Bahkan Wen An dan Yin Shujun merasakan ada yang tidak beres. Ming Shu melirik mereka, tetapi mereka berdua menggelengkan kepala.
Melihat dilema Ming Shu, Lu Chang melangkah mundur. “Baiklah, karena Saudara Song sangat perhatian, aku akan menerimanya atas nama adikku.” Dia menyerahkan layang-layangnya kepada Ming Shu dan mengambil layang-layang Song Qingzhao, lalu memberikannya kepada Wen An. “Kalian bertiga, dan satu layang-layang saja tidak akan cukup. Layang-layang Saudara Song sudah cukup.”
Implikasinya jelas: Ming Shu akan menerbangkan layang-layang mereka, sementara Wen An dan Yin Shujun dapat menggunakan layang-layang Song Qingzhao.
Ming Shu mengangguk cepat. “Ya, terima kasih, Tuan Muda Song.”

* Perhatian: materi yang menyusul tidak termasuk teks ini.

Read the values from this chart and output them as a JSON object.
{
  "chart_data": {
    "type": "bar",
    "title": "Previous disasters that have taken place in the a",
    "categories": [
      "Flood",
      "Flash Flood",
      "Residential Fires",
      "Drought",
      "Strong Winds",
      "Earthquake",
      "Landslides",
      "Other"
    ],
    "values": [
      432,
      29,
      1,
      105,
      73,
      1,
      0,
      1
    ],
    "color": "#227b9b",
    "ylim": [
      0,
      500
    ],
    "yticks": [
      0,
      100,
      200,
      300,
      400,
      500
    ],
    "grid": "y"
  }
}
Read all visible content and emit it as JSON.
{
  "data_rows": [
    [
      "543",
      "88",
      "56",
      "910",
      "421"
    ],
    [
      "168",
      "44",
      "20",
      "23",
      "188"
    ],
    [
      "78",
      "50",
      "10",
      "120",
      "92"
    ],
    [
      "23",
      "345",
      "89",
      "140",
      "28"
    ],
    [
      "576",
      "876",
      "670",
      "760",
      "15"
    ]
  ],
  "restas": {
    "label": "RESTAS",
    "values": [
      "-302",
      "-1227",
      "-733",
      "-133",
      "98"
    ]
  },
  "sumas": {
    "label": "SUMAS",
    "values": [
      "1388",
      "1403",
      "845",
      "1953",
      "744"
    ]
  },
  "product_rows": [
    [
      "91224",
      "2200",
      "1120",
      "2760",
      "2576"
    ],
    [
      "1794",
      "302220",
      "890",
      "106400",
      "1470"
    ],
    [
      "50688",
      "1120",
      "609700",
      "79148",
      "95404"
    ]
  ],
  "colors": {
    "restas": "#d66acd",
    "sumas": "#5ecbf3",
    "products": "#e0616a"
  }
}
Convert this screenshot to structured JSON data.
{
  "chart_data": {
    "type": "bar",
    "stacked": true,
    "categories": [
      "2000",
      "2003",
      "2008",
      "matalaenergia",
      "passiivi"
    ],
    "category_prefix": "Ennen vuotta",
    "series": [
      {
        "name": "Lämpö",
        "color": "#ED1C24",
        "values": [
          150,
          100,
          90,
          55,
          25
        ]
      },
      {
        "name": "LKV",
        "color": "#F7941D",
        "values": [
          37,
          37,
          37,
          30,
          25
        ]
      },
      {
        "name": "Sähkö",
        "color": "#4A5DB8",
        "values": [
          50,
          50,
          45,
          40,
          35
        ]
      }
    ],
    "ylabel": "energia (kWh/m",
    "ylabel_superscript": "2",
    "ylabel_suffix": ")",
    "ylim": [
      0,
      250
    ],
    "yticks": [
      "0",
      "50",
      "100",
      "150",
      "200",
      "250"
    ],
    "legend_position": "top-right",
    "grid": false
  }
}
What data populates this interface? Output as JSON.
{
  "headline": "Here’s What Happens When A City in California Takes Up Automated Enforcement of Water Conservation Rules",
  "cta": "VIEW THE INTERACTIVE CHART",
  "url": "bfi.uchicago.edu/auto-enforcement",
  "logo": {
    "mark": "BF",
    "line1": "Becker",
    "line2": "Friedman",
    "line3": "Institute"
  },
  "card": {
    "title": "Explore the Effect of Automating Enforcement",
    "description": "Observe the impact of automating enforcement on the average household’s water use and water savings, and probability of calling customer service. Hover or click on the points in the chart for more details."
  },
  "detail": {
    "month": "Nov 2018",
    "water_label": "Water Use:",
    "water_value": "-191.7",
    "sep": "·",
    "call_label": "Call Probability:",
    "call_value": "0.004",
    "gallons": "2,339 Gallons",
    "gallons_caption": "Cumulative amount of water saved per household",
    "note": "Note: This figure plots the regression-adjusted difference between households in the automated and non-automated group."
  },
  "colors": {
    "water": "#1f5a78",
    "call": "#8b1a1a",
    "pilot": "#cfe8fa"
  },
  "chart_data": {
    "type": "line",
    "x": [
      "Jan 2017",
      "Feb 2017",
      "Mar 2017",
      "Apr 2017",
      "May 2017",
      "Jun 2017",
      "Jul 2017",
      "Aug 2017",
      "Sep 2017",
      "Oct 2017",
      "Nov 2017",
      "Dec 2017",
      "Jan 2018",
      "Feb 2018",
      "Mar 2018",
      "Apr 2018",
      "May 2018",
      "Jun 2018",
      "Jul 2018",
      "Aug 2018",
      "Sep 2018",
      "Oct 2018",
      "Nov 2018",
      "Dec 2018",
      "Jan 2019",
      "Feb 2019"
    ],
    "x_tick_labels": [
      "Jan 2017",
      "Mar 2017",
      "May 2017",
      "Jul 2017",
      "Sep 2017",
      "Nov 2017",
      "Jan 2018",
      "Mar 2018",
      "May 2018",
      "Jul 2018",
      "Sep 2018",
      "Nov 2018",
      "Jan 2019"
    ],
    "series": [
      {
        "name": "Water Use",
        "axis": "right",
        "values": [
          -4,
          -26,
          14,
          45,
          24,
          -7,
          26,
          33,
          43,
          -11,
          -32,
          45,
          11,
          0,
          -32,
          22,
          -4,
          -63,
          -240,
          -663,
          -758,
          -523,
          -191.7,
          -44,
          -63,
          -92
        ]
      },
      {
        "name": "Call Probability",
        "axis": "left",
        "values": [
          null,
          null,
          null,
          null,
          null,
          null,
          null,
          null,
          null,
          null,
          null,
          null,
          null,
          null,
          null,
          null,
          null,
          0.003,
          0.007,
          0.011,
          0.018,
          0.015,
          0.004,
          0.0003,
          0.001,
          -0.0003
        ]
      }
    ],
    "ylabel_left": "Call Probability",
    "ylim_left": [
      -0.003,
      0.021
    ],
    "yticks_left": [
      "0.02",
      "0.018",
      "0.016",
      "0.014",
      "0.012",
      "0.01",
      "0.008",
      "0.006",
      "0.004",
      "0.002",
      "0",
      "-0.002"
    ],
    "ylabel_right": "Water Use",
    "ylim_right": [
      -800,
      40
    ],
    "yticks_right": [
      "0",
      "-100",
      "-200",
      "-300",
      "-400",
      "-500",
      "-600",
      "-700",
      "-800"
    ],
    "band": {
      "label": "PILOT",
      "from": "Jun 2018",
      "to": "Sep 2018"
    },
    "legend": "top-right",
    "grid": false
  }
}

Wen An mengambil layang-layang Song Qingzhao dengan agak bingung.
“Kakak, sebaiknya kau pergi menemui Pangeran Ketiga. Hari sudah larut. Jangan khawatirkan kami,” desak Ming Shu, ingin Lu Chang pergi.
Wen An menimpali, “Sepupu, kamu juga diundang oleh Pangeran Ketiga. Kamu harus pergi.”
Lu Chang menatap Ming Shu. “Tetaplah di dekat sini. Jangan pergi-pergi. Aku akan kembali menjemputmu.”
“Mengerti,” Ming Shu mengangguk penuh semangat.
Setelah memberikan instruksinya, Lu Chang menoleh ke Song Qingzhao. “Bagaimana kalau kita pergi?”
Song Qingzhao memberi isyarat sopan. “Silakan, Saudara Lu.”
Lu Chang mengangguk dan berjalan menuju Fantai bersama Song Qingzhao.
Melihat keduanya berjalan pergi, ketiga gadis itu mendesah serempak.
“Mengapa kedua saudara laki-laki kalian agak menakutkan,” kata Yin Shujun.
Ming Shu dan Wen An bertukar pandangan tak berdaya.
____
Setelah berjalan seratus langkah berdampingan, Song Qingzhao memecah keheningan. “Saudara Lu, sepertinya kamu merasa tidak puas denganku. Apakah ada kesalahpahaman di antara kita?”
Lu Chang meliriknya, ekspresinya tidak berubah, tetapi nadanya telah berubah. “Jauhi Ming Shu, dan kita tidak akan punya masalah.”
Dengan pernyataan dingin itu, dia mempercepat langkahnya dan berjalan pergi.